Rienda Iván, Vale João, Pinto João, Polónia António, Eloy Catarina
Department of Pathology, Hospital Universitari I Politècnic La Fe, Valencia, Spain.
Pathology Laboratory, Institute of Molecular Pathology and Immunology of University of Porto (IPATIMUP), Rua Júlio Amaral de Carvalho 45, 4200-135, Porto, Portugal.
Virchows Arch. 2024 Dec 3. doi: 10.1007/s00428-024-03988-1.
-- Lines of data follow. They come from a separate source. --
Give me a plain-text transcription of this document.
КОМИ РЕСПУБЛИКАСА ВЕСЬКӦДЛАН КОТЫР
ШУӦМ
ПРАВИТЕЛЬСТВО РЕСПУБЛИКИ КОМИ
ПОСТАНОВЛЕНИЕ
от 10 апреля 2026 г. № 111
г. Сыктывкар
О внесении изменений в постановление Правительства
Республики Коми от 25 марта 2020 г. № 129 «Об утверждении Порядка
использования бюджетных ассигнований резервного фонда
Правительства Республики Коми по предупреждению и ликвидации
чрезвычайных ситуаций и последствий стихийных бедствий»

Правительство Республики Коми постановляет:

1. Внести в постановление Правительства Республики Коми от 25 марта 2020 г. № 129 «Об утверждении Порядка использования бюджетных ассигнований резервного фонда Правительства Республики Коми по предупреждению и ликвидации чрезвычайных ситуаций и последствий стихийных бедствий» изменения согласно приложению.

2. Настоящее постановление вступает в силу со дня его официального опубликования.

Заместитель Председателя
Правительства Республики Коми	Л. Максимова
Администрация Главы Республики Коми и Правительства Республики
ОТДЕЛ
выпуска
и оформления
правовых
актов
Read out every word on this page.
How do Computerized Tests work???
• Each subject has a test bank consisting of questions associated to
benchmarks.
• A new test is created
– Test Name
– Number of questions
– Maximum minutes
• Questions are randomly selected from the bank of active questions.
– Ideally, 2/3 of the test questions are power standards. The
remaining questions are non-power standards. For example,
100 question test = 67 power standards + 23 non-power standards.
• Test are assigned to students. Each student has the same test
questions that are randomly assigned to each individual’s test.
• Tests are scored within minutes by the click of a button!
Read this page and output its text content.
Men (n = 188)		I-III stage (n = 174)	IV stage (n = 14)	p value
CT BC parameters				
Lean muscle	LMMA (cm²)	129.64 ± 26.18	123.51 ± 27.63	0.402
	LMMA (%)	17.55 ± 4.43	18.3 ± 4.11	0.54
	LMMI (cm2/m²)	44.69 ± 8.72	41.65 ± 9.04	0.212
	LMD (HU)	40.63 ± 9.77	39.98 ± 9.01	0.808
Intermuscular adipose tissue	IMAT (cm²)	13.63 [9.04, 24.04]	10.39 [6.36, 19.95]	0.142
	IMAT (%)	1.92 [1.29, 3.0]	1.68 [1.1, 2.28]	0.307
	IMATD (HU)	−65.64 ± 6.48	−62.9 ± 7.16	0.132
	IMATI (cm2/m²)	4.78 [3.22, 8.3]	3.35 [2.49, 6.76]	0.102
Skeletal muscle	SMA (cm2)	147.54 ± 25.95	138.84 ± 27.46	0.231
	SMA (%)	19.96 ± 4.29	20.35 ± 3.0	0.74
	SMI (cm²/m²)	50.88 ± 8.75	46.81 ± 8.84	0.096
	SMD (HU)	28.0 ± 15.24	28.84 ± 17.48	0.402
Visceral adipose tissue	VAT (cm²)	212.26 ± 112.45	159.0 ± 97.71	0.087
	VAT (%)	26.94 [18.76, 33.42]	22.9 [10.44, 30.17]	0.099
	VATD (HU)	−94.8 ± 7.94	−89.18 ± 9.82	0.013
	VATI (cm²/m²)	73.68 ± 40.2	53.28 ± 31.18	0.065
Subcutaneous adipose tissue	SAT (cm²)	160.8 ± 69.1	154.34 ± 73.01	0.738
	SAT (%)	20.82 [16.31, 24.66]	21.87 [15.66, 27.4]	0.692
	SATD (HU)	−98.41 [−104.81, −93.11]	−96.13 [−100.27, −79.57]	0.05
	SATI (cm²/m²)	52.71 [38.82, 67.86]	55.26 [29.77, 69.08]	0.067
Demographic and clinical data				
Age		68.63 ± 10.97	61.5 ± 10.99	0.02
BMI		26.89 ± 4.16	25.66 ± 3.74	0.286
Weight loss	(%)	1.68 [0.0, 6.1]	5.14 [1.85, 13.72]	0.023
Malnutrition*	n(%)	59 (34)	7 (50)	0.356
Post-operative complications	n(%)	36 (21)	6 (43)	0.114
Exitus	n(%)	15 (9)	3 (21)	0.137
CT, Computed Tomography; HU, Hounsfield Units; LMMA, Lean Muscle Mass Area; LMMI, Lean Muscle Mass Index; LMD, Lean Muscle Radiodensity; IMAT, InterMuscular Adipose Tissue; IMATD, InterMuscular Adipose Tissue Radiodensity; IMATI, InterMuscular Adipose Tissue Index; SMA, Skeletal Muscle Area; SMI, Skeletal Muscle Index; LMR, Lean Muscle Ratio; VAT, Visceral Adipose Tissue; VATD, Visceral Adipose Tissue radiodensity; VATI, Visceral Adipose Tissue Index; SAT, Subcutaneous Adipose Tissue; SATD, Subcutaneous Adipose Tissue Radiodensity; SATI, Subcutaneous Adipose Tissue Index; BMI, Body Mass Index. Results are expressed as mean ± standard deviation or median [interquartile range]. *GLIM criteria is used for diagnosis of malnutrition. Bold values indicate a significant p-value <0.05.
The digital transformation of pathology, through automation and computational tools, addresses current challenges in the field. This study evaluates Paige Pan Cancer, a novel artificial intelligence tool based on the Virchow foundation model, designed to flag invasive cancer in haematoxylin and eosin-stained slides from 16 primary tissue types. Using 62 cases from the Ipatimup Pathology Laboratory, we found the tool had a sensitivity of 93.3% and specificity of 87.5% in biopsies, and 94.7% sensitivity and 75.0% specificity in resections. Overall accuracy was 90.3%. Despite some misclassifications, Paige Pan Cancer demonstrates high sensitivity as a multi-organ screening tool in clinical practice.
病理学的数字化转型通过自动化和计算工具应对了该领域当前的挑战。本研究评估了Paige泛癌,这是一种基于维尔肖基础模型的新型人工智能工具,旨在在苏木精和伊红染色的来自16种主要组织类型的切片中标记浸润性癌。使用来自伊帕蒂穆普病理实验室的62个病例,我们发现该工具在活检中的灵敏度为93.3%,特异性为87.5%,在切除标本中的灵敏度为94.7%,特异性为75.0%。总体准确率为90.3%。尽管存在一些错误分类,但Paige泛癌在临床实践中作为一种多器官筛查工具显示出高灵敏度。